Luxury, then, is a way of being ignorant.
—Amiri Baraka

- - -

A girl outside the primary-schoolyard gate
has disappeared. Another—no one sees—
doesn’t come home. A black car ate a broken
girl’s shrill scream. Her father: She’s my jewel!
I curse the West. We didn’t ask for war.
Those men who come: don’t they have daughters?
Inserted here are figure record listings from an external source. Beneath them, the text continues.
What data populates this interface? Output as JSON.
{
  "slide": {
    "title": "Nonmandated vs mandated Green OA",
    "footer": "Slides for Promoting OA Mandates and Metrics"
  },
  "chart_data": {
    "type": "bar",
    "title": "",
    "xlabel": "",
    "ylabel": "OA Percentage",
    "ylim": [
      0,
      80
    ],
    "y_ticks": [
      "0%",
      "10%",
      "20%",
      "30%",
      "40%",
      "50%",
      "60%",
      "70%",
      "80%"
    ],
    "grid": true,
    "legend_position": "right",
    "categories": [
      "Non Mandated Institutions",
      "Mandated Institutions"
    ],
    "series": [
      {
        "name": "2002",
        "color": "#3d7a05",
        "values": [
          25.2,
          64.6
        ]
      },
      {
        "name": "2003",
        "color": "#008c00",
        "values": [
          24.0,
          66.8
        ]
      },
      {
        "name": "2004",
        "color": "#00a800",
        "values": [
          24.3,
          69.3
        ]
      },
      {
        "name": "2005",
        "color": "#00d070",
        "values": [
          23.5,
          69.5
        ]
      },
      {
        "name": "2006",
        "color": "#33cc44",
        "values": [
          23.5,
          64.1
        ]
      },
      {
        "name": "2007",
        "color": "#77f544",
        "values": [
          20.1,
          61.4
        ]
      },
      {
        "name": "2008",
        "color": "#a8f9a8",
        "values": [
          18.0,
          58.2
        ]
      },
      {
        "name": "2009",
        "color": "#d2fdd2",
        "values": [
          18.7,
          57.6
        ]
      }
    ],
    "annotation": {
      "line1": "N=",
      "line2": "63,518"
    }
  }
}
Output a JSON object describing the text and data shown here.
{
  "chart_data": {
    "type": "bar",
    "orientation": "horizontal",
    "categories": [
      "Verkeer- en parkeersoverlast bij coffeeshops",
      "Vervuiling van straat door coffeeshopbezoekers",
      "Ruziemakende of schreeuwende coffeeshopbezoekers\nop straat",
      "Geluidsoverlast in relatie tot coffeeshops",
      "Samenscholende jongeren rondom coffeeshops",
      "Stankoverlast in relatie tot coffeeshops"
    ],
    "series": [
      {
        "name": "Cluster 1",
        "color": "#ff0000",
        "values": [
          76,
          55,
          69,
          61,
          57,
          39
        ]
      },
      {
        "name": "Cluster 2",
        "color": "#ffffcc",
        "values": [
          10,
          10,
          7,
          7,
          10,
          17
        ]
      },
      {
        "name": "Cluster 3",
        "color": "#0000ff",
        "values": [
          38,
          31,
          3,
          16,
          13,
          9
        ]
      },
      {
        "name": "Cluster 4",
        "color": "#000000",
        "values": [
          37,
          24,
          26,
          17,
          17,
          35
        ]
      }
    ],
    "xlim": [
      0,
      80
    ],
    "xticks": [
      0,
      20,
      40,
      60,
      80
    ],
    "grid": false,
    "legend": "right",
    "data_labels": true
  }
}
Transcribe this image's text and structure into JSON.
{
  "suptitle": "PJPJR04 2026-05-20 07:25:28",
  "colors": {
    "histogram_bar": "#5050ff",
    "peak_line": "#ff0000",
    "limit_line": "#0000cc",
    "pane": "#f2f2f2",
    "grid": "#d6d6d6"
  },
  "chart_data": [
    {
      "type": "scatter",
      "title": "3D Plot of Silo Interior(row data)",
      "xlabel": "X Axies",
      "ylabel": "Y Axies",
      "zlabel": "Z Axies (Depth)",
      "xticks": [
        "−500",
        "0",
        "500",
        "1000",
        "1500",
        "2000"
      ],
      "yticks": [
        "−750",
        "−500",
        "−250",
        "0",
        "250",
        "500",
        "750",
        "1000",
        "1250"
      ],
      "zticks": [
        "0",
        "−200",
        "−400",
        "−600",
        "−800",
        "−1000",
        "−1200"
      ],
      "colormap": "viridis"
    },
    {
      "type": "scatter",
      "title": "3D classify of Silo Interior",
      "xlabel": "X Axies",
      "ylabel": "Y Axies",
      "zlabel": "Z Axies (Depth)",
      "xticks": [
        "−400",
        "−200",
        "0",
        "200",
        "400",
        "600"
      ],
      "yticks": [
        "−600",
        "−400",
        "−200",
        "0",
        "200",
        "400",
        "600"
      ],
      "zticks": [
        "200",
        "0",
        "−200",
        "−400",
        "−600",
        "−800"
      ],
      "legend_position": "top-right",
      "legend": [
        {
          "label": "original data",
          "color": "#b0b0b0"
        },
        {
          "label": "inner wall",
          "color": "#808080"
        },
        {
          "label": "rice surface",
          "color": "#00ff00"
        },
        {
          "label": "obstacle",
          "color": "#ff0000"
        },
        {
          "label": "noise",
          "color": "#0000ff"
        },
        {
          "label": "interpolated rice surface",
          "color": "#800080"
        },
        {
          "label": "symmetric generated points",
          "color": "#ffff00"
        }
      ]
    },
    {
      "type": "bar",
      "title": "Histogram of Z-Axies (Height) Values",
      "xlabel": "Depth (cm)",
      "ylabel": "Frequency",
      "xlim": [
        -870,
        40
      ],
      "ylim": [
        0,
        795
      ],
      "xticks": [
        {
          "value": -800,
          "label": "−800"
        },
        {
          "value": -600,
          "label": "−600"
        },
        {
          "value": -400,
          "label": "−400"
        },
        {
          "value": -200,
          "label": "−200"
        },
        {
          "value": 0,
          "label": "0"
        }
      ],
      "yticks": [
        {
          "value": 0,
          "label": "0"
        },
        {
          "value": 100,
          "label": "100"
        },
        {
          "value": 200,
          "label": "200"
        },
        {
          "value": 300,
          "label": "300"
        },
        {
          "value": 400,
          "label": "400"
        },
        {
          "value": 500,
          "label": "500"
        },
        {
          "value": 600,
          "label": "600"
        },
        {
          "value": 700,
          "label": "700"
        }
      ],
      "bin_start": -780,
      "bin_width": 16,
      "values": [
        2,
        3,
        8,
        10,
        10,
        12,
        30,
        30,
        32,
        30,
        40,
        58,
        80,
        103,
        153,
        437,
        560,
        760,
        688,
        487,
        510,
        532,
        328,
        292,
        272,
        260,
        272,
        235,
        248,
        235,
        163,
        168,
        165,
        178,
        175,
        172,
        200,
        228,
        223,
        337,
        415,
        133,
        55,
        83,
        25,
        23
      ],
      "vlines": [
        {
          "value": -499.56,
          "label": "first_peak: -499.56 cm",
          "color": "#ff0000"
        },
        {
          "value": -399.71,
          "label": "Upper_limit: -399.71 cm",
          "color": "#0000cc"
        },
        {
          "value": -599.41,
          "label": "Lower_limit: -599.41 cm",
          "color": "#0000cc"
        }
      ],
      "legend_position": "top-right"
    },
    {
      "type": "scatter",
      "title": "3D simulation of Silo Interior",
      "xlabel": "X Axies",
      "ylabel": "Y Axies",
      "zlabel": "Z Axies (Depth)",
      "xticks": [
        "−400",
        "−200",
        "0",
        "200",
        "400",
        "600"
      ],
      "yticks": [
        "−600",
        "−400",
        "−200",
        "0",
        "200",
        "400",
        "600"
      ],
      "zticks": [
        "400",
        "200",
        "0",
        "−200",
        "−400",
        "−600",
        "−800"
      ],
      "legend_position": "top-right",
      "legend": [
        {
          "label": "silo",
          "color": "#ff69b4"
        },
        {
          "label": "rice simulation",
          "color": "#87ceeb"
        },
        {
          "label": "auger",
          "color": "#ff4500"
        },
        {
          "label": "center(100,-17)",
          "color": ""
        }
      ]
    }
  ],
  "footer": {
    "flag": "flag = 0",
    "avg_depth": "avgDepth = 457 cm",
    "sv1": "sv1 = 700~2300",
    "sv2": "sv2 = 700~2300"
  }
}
War slams down. Doors swing shut. Daughters
stay in. One father drove a truck, his gate
stood open, he paid his daughter’s school. The war
blasts on. His girl’s smart: her teacher sees
in her another teacher. Now his gold
leaves school to sweep a floor: another broken

promise. No truck, no work: he owns his broken
heart, and hers. Other pink-blouse daughters
watch TV all day. Behind each sapphire
three thousand sweating horses
. Behind each gate
a girl on hold. Scared. And bored—how seize
the day? They wilt. Lose weight. They are my war—

I who buy the Uzis, mortars. (War
is terrorism: Howard Zinn.) Our broken
treaties fan my shame: dead girls, dead seas.
We polish our luxuries. These daughters
and these sons are ours, and ours the gate
that shuts our children out. There goes an emerald

of a girl—to assemble mortars. This amethyst
works at the land-mine plant. War is war
against the spirit. Break it, smash the gate,
desecrate the altar. Something’s broken?
Toss it. Buy another. Another daughter
puts on pink pants, a pink hairband, a rhinestone

ring. Then she sits down and weeps. She sees
that spill of light across the floor, pearls
the sun lays down as though she’s some god’s daughter.
Zinn again: War is always war
against children. We’re good at making broken
things. It’s easy as shopping. Our aggregate:

indifference, comfort, war. Here’s a gate
made of diamonds. Open it. That broken
girl, our daughter, waits here, and she sees.